Budget builds in prudence with revenue projections based on economic growth below the private-sector mean; this opens the door for near-term upside to fiscal balances. Both Saskatchewan and Canada are assumed to grow by less than 4% in real terms this year, in contrast to the rates nearer to 6% pencilled in for both in our latest forecast update—published after the passage of the US stimulus package. Meanwhile, WTI is assumed to average 55 USD/bbl in calendar year 2021—about 3 USD/bbl below the year-to-date mean—and rise only gradually to 59 USD/bbl by 2025 (chart 3). Prudent planning is wise given uncertainty about COVID-19 and lingering weakness in oil production and investment, though future use of any windfalls should be deliberately and methodically considered.

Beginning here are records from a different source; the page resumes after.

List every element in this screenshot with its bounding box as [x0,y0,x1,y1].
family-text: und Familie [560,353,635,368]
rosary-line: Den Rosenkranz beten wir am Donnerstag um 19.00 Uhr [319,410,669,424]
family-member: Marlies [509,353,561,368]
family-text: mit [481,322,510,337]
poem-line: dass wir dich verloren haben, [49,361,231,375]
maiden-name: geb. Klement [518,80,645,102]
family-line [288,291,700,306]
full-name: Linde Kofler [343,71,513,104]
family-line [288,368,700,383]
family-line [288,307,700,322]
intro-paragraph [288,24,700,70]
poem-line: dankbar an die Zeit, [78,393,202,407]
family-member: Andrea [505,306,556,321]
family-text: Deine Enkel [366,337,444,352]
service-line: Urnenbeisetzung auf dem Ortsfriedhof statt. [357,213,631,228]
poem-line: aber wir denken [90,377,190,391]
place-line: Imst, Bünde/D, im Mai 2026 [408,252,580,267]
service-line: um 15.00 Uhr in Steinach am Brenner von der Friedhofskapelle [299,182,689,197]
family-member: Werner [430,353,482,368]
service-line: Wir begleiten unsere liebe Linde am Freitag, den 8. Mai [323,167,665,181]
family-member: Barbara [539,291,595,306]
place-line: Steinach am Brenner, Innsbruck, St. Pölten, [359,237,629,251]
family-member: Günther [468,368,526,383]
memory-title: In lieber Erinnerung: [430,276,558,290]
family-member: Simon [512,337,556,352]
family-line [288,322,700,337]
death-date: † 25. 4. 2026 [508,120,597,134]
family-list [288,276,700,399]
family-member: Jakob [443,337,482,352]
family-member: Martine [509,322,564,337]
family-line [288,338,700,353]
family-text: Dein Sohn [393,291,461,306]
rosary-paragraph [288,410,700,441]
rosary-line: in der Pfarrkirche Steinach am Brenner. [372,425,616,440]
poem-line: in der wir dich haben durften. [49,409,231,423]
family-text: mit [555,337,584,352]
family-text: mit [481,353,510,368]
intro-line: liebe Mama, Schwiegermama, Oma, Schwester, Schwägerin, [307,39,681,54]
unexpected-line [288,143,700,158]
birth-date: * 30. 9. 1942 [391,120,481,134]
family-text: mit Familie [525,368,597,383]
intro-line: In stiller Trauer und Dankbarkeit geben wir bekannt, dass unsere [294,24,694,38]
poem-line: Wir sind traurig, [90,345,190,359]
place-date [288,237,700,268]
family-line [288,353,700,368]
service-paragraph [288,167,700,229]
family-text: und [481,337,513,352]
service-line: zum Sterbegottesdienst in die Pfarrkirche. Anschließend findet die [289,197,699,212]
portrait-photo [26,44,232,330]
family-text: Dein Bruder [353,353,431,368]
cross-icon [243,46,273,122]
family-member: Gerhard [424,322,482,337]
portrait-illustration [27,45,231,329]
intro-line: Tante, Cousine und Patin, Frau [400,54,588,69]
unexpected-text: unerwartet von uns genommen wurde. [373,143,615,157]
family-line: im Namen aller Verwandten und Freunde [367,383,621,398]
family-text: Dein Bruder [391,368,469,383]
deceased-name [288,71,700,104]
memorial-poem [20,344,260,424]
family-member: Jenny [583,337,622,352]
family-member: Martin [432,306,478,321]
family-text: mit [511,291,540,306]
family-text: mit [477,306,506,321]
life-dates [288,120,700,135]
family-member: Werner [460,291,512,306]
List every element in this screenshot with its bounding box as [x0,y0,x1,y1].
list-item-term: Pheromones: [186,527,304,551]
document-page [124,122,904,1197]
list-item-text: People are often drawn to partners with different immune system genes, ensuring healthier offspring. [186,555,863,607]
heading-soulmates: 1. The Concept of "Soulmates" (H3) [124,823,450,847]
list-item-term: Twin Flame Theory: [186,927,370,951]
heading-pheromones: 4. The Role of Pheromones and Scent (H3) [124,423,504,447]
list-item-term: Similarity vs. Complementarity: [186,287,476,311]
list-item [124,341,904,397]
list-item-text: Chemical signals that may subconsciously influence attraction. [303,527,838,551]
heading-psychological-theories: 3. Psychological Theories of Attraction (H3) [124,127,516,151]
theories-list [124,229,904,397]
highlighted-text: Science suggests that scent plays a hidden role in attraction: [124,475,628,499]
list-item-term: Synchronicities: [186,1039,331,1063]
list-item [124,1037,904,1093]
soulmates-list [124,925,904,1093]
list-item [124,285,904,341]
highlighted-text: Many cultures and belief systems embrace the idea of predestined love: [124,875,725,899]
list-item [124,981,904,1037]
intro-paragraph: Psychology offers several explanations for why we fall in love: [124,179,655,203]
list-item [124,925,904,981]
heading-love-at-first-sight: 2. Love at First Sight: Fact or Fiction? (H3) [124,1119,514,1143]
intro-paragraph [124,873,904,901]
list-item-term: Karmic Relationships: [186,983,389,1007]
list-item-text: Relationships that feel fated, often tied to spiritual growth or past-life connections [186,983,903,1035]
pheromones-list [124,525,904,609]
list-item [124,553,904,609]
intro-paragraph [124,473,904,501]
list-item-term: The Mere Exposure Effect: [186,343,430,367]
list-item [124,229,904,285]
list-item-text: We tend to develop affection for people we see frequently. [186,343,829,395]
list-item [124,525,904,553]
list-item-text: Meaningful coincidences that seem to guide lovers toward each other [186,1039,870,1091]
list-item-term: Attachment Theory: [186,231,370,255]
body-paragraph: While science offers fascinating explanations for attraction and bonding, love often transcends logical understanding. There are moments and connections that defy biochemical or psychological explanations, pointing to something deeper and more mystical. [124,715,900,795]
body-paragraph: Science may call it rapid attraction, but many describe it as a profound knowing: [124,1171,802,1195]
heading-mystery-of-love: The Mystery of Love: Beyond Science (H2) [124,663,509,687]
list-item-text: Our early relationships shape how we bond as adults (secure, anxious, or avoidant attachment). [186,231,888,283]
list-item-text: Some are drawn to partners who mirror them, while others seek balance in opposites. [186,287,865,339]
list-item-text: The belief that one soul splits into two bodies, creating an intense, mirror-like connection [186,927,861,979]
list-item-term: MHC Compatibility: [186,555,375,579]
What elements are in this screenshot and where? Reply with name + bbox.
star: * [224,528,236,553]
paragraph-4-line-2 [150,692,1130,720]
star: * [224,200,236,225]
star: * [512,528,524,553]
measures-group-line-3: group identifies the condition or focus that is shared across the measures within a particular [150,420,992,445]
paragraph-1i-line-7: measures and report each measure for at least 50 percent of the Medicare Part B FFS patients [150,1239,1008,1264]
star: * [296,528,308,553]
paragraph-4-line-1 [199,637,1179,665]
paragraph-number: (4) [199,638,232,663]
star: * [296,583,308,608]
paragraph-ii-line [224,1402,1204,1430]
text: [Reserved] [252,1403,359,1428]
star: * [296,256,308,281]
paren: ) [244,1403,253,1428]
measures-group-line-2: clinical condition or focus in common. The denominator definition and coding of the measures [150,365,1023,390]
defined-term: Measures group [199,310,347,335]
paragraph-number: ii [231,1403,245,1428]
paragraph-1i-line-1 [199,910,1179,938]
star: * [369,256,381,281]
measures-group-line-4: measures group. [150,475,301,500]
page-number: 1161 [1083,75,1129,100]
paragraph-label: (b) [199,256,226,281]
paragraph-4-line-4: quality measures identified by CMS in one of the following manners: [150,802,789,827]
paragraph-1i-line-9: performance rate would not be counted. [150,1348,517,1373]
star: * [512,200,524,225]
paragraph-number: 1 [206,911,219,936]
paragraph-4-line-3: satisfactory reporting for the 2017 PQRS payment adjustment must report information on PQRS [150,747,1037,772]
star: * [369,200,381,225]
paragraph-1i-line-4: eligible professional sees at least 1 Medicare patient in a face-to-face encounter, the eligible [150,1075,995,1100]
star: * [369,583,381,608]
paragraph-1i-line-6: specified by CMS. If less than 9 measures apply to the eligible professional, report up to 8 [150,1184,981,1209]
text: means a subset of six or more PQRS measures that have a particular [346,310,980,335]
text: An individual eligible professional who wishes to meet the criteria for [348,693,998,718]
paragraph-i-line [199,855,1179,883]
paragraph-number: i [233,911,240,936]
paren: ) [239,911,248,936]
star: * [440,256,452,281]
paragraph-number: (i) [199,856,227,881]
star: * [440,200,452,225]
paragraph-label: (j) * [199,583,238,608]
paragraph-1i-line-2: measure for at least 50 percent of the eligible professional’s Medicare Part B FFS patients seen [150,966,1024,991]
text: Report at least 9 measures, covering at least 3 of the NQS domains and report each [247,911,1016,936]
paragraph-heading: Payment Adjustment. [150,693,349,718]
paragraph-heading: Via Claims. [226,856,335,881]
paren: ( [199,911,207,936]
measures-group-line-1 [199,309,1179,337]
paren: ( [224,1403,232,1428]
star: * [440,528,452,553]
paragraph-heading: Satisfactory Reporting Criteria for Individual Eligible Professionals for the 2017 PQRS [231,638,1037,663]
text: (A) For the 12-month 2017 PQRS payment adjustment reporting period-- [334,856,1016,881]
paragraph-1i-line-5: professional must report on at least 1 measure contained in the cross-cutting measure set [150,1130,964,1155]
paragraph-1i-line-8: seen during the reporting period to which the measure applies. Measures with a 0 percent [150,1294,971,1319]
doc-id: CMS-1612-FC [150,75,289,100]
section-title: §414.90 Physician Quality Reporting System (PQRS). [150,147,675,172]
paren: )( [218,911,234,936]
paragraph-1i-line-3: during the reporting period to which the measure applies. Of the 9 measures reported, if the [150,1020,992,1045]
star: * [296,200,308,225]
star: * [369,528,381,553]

New policy consisted largely of COVID-19 assistance and previously announced election campaign pledges. The former category encompasses funds for safe return to schools as well as testing and personal protective equipment. The latter includes the promised 10% rebate on SaskPower electricity rates, temporary small business tax rate reduction, and tax credit for eligible home renovations completed by end-2022. Funds were also earmarked for workforce training, improving newcomer admissions integration amid border closures, and supports for hard-hit tourism operators.
Increased infrastructure outlays should help support the province’s recovery. Relative to the 2019 fiscal plan—the one to detail investment intentions beyond FY22—FY21‒23 capital expenditures related to government ministries and agencies have been increased by $1.4 bn (chart 4). Another $3.2 bn is expected to be provided over FY22‒23 through Saskatchewan’s commercial Crown sector. Ventures targeted under the province’s Capital Plan include highway projects, health care facility improvements, broadband network upgrades, and various construction activities deemed likely to stimulate economic growth and local job creation.
The fiscal plan continues to include spending restraint. Recall that expenditure control anchored provincial consolidation plans following the last commodity price downturn. In FY22, the province projects that total expenditures will advance by a solid 7.1%, an increase that largely reflects the new policies outlined above. In FY23, it has built in a 1.7% reduction in total spending—presumably related to a drawdown in pandemic assistance—and average annual growth of just 1% during FY24‒25 (chart 5). The latter rate compares with outer-year CPI growth forecasts in the 1.6‒1.7% range—suggesting that spending control may prove challenging—though stronger-than-anticipated economic growth may leave room to relax the degree of planned spending restraint.
Saskatchewan anticipates borrowing requirements—which it conducts entirely via the General Revenue Fund—of $4.657 bn in FY22. That follows a forecast of $4.456 bn in FY21, just completed. In FY22, nearly $300 mn of the total is allocated to refinancing maturing debt, with the rest expected to finance the provincial deficit and infrastructure plans.